Chaque rencontre est mise en scène de manière spirituelle.  On découvre une galerie de portraits  pittoresques. L’histoire de la seconde partie du XXème siècle se déroule , de la construction du Mur de Berlin à l’exil d’Arafat à Tunis, Glastnost et  Tchetchénie, Le Carré égrène ses souvenirs pour le grand plaisir du lecteur. Je me régale de cette évocation historique. Il y a juste quelques longueurs pour qui n’est pas britannique quand il s’attarde sur ses anciens collègues du MI5 ou MI6 ou sur des personnalités anglaises, mais cela ne concerne que quelques pages, le reste est vraiment très amusant.

« Mais ce qui m’importait encore plus, je le soupçonne même si je ne me l’avouais pas alors, était mon amour-propre* d’écrivain. Je voulais que mes romans soient lus non pas comme les révélations camouflées d’un transfuge littéraire, mais comme des œuvres d’imagination qui devaient très peu à la réalité dont elles s’inspiraient. »

Un autre aspect du Tunnel des pigeons est la construction d’un roman, la réflexion sur l’écriture. Un personnage de roman s’impose à l’auteur, il veut le voir s’incarner, rencontre dans monde réel son équivalent, Le Carré étudie sa manière de s’habiller, de parler, ses expressions. Le Carré peut parcourir le monde entier pour le voir évoluer, saisir sa psychologie. C’est fascinant. Comme l’espionnage est un monde de manipulation, l’écriture est aussi une manipulation de la vérité. 

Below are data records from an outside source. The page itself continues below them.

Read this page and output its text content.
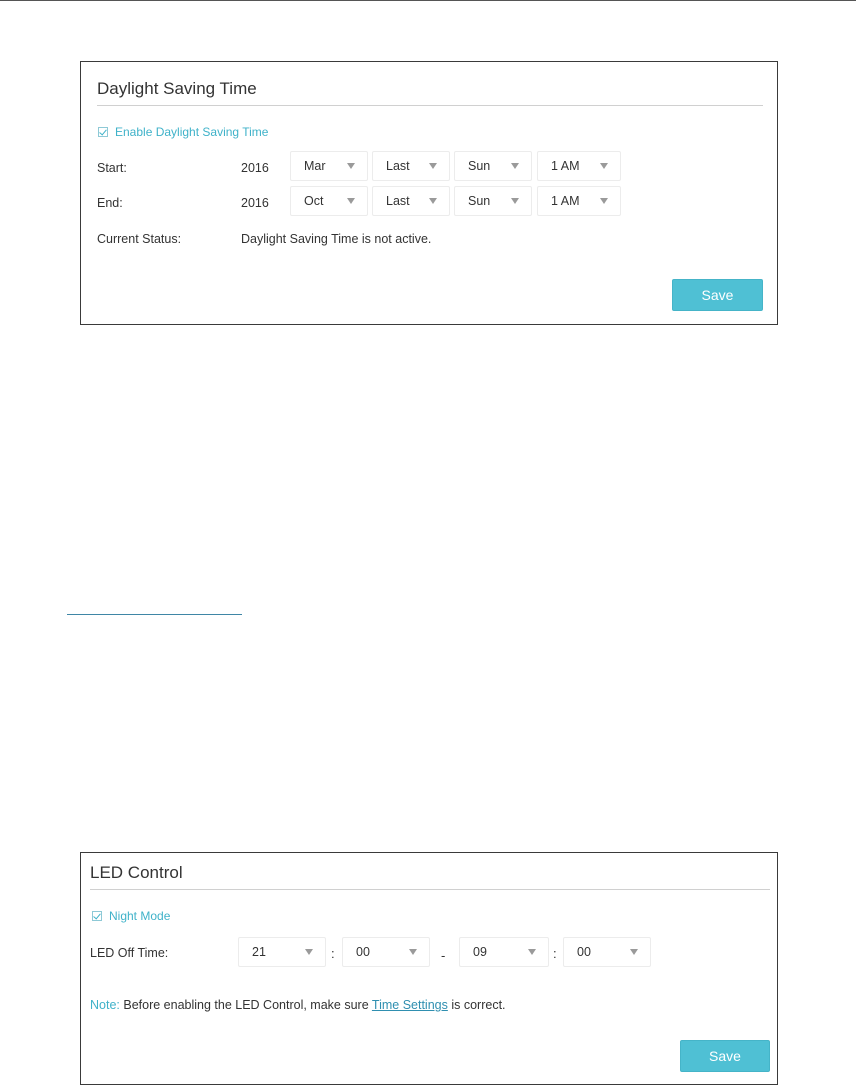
Daylight Saving Time
Enable Daylight Saving Time
Start:	2016	Mar	Last	Sun	1 AM
End:	2016	Oct	Last	Sun	1 AM
Current Status:	Daylight Saving Time is not active.
Save
LED Control
Night Mode
LED Off Time:	21	:	00	-	09	:	00
Note: Before enabling the LED Control, make sure Time Settings is correct.
Save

L’écrivain rend compte de la complexité du monde sans manichéisme ni jugement de valeur. Il démonte les rouages des acteurs du pouvoir, politiques, militaires, grands firmes pharmaceutiques ou magnats de Presse comme Murdoch ou Maxwell…

Auteur : Miriam Panigel

professeur, voyageuse, blogueuse, et bien sûr grande lectrice

4 réflexions sur « Le tunnel aux pigeons – John Le Carré »

  1. J’ai écouté la série d’émissions sur France-Culture avec grand plaisir. J’ai lu plusieurs de ses romans dans ma jeunesse, j’aimerais bien m’y remettre, surtout les derniers.